The Guardian also raised a practical explanation for why Anthropic is not releasing Mythos: it might simply not have the infrastructure. The company has been struggling to provide enough compute for existing Claude users, introducing usage caps and forcing subscribers to pay extra for third-party tool access. Launching a new model it has hyped as the most dangerous AI ever built might be something Anthropic literally cannot afford to do.
My take
I have been covering the Mythos story since Anthropic first teased it. I wrote about the Treasury Secretary emergency meeting. I wrote about the Bank of England summoning British banks. I reported on multiple governments scrambling to assess the risk. And I would have continued treating this as a pure safety story if not for The Guardian doing what journalists are supposed to do: asking the uncomfortable questions.
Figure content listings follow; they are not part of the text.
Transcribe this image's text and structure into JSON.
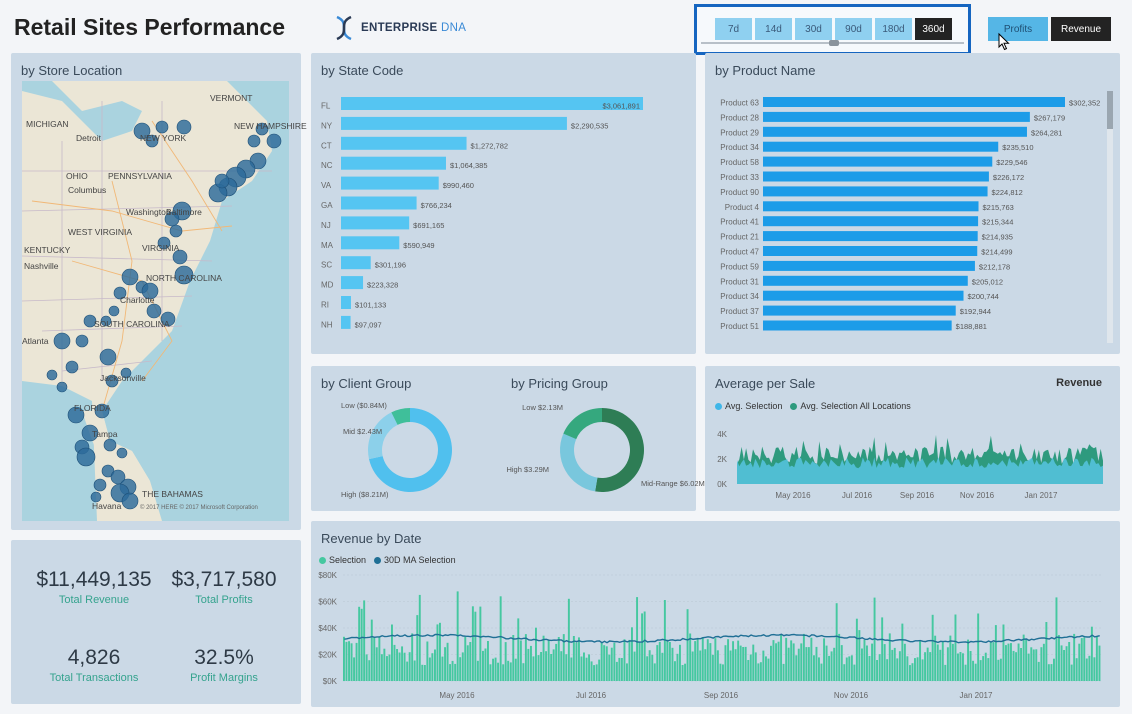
{
  "header": {
    "title": "Retail Sites Performance",
    "logo_main": "ENTERPRISE",
    "logo_accent": "DNA"
  },
  "period_filter": {
    "options": [
      "7d",
      "14d",
      "30d",
      "90d",
      "180d",
      "360d"
    ],
    "selected": "360d"
  },
  "metric_toggle": {
    "profits": "Profits",
    "revenue": "Revenue",
    "selected": "Revenue"
  },
  "map": {
    "title": "by Store Location",
    "labels": [
      "VERMONT",
      "NEW HAMPSHIRE",
      "MICHIGAN",
      "Detroit",
      "NEW YORK",
      "OHIO",
      "PENNSYLVANIA",
      "Columbus",
      "Washington",
      "Baltimore",
      "WEST VIRGINIA",
      "VIRGINIA",
      "KENTUCKY",
      "Nashville",
      "NORTH CAROLINA",
      "Charlotte",
      "SOUTH CAROLINA",
      "Atlanta",
      "Jacksonville",
      "FLORIDA",
      "Tampa",
      "Havana",
      "THE BAHAMAS"
    ],
    "copyright": "© 2017 HERE © 2017 Microsoft Corporation"
  },
  "kpis": [
    {
      "value": "$11,449,135",
      "label": "Total Revenue"
    },
    {
      "value": "$3,717,580",
      "label": "Total Profits"
    },
    {
      "value": "4,826",
      "label": "Total Transactions"
    },
    {
      "value": "32.5%",
      "label": "Profit Margins"
    }
  ],
  "chart_data": [
    {
      "id": "state",
      "type": "bar",
      "orientation": "horizontal",
      "title": "by State Code",
      "categories": [
        "FL",
        "NY",
        "CT",
        "NC",
        "VA",
        "GA",
        "NJ",
        "MA",
        "SC",
        "MD",
        "RI",
        "NH"
      ],
      "values": [
        3061891,
        2290535,
        1272782,
        1064385,
        990460,
        766234,
        691165,
        590949,
        301196,
        223328,
        101133,
        97097
      ],
      "labels": [
        "$3,061,891",
        "$2,290,535",
        "$1,272,782",
        "$1,064,385",
        "$990,460",
        "$766,234",
        "$691,165",
        "$590,949",
        "$301,196",
        "$223,328",
        "$101,133",
        "$97,097"
      ]
    },
    {
      "id": "product",
      "type": "bar",
      "orientation": "horizontal",
      "title": "by Product Name",
      "categories": [
        "Product 63",
        "Product 28",
        "Product 29",
        "Product 34",
        "Product 58",
        "Product 33",
        "Product 90",
        "Product 4",
        "Product 41",
        "Product 21",
        "Product 47",
        "Product 59",
        "Product 31",
        "Product 34",
        "Product 37",
        "Product 51"
      ],
      "values": [
        302352,
        267179,
        264281,
        235510,
        229546,
        226172,
        224812,
        215763,
        215344,
        214935,
        214499,
        212178,
        205012,
        200744,
        192944,
        188881
      ],
      "labels": [
        "$302,352",
        "$267,179",
        "$264,281",
        "$235,510",
        "$229,546",
        "$226,172",
        "$224,812",
        "$215,763",
        "$215,344",
        "$214,935",
        "$214,499",
        "$212,178",
        "$205,012",
        "$200,744",
        "$192,944",
        "$188,881"
      ]
    },
    {
      "id": "client",
      "type": "pie",
      "title": "by Client Group",
      "slices": [
        {
          "name": "High",
          "value": 8.21,
          "label": "High ($8.21M)",
          "color": "#50c0ee"
        },
        {
          "name": "Mid",
          "value": 2.43,
          "label": "Mid $2.43M",
          "color": "#8cd0ea"
        },
        {
          "name": "Low",
          "value": 0.84,
          "label": "Low ($0.84M)",
          "color": "#3fbf9a"
        }
      ]
    },
    {
      "id": "pricing",
      "type": "pie",
      "title": "by Pricing Group",
      "slices": [
        {
          "name": "Mid-Range",
          "value": 6.02,
          "label": "Mid-Range $6.02M",
          "color": "#2e7d55"
        },
        {
          "name": "High",
          "value": 3.29,
          "label": "High $3.29M",
          "color": "#79c7dd"
        },
        {
          "name": "Low",
          "value": 2.13,
          "label": "Low $2.13M",
          "color": "#35a87e"
        }
      ]
    },
    {
      "id": "avg",
      "type": "area",
      "title": "Average per Sale",
      "metric": "Revenue",
      "series": [
        {
          "name": "Avg. Selection",
          "color": "#3fb6e8"
        },
        {
          "name": "Avg. Selection All Locations",
          "color": "#2e9a7e"
        }
      ],
      "ylim": [
        0,
        4000
      ],
      "yticks": [
        "4K",
        "2K",
        "0K"
      ],
      "xticks": [
        "May 2016",
        "Jul 2016",
        "Sep 2016",
        "Nov 2016",
        "Jan 2017"
      ]
    },
    {
      "id": "revdate",
      "type": "bar",
      "title": "Revenue by Date",
      "series": [
        {
          "name": "Selection",
          "color": "#45c8a0"
        },
        {
          "name": "30D MA Selection",
          "color": "#1f6f95"
        }
      ],
      "ylim": [
        0,
        80000
      ],
      "yticks": [
        "$80K",
        "$60K",
        "$40K",
        "$20K",
        "$0K"
      ],
      "xticks": [
        "May 2016",
        "Jul 2016",
        "Sep 2016",
        "Nov 2016",
        "Jan 2017"
      ]
    }
  ]
}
Mythos may genuinely be a powerful model. Anthropic may genuinely believe it poses cybersecurity risks. But the media strategy around it has been flawless in a way that should make everyone suspicious. When a company that leaked its own source code two weeks ago tells the world it has built something too dangerous to release, and then rides the resulting panic to a Time magazine cover, a CBS segment, and a $380 billion IPO valuation, you have to ask: is this safety, or is this salesmanship?
The answer, most likely, is both. And that is what makes it so effective.